Two identical undamped oscillators are coupled in such a way that the coupling force exerted on oscillator A is $$\alpha\frac{d^2x_a}{dt^2}$$ and the coupling force exerted on oscillator B is $$\alpha\frac{d^2x_b}{dt^2}$$ where $$\alpha$$ is a coupling constant with magnitude less than 1. Describe the normal modes of the coupled system and find their frequencies.

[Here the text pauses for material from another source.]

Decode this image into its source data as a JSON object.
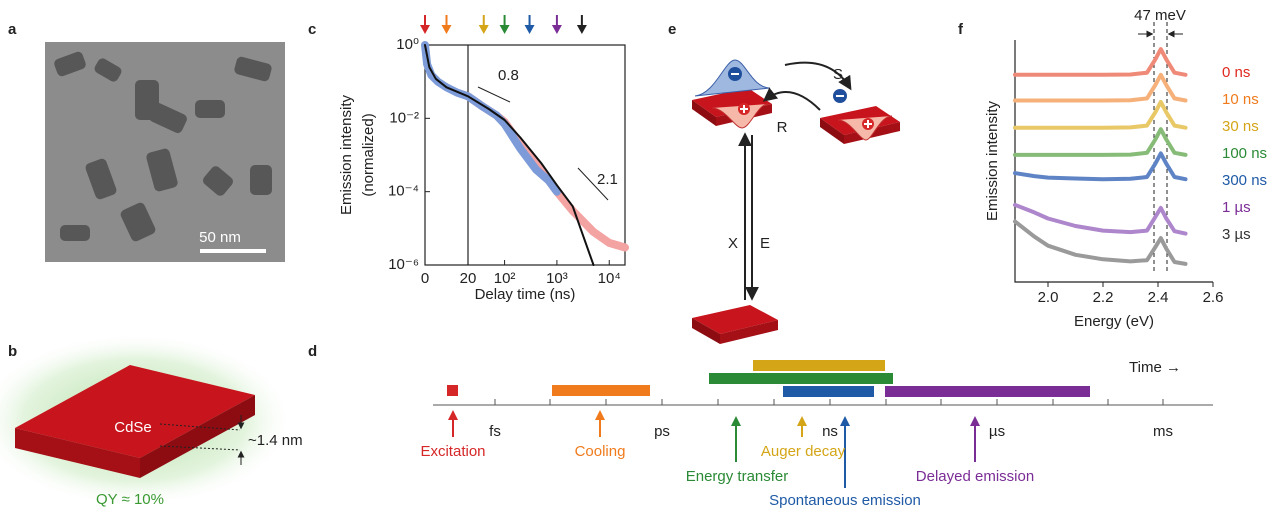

3. The attempt at a solution

I know this isn't much of an attempt, but I've searched online and in the text... what am I supposed to do with this coupling constant?

2. Mar 31, 2010

### vela

Staff Emeritus
Start by writing the equation of motion for both oscillators.

3. Mar 31, 2010

### mathman44

That's where I'm stuck...

$$m\frac{d^2x_a}{dt^2}=\alpha\frac{d^2x_a}{dt^2}$$
$$m\frac{d^2x_b}{dt^2}=\alpha\frac{d^2x_b}{dt^2}$$

?

4. Mar 31, 2010

### mathman44

I'd be glad to show more work if I knew what to do with this coupling constant!

5. Mar 31, 2010

### vela

Staff Emeritus
Those equations say the only force on the masses is the coupling force. What about the restoring force?

6. Mar 31, 2010

### mathman44

$$m\frac{d^2x_a}{dt^2}=\alpha\frac{d^2x_a}{dt^2} - k(x_a)$$
$$m\frac{d^2x_b}{dt^2}=\alpha\frac{d^2x_b}{dt^2} - k(x_b)$$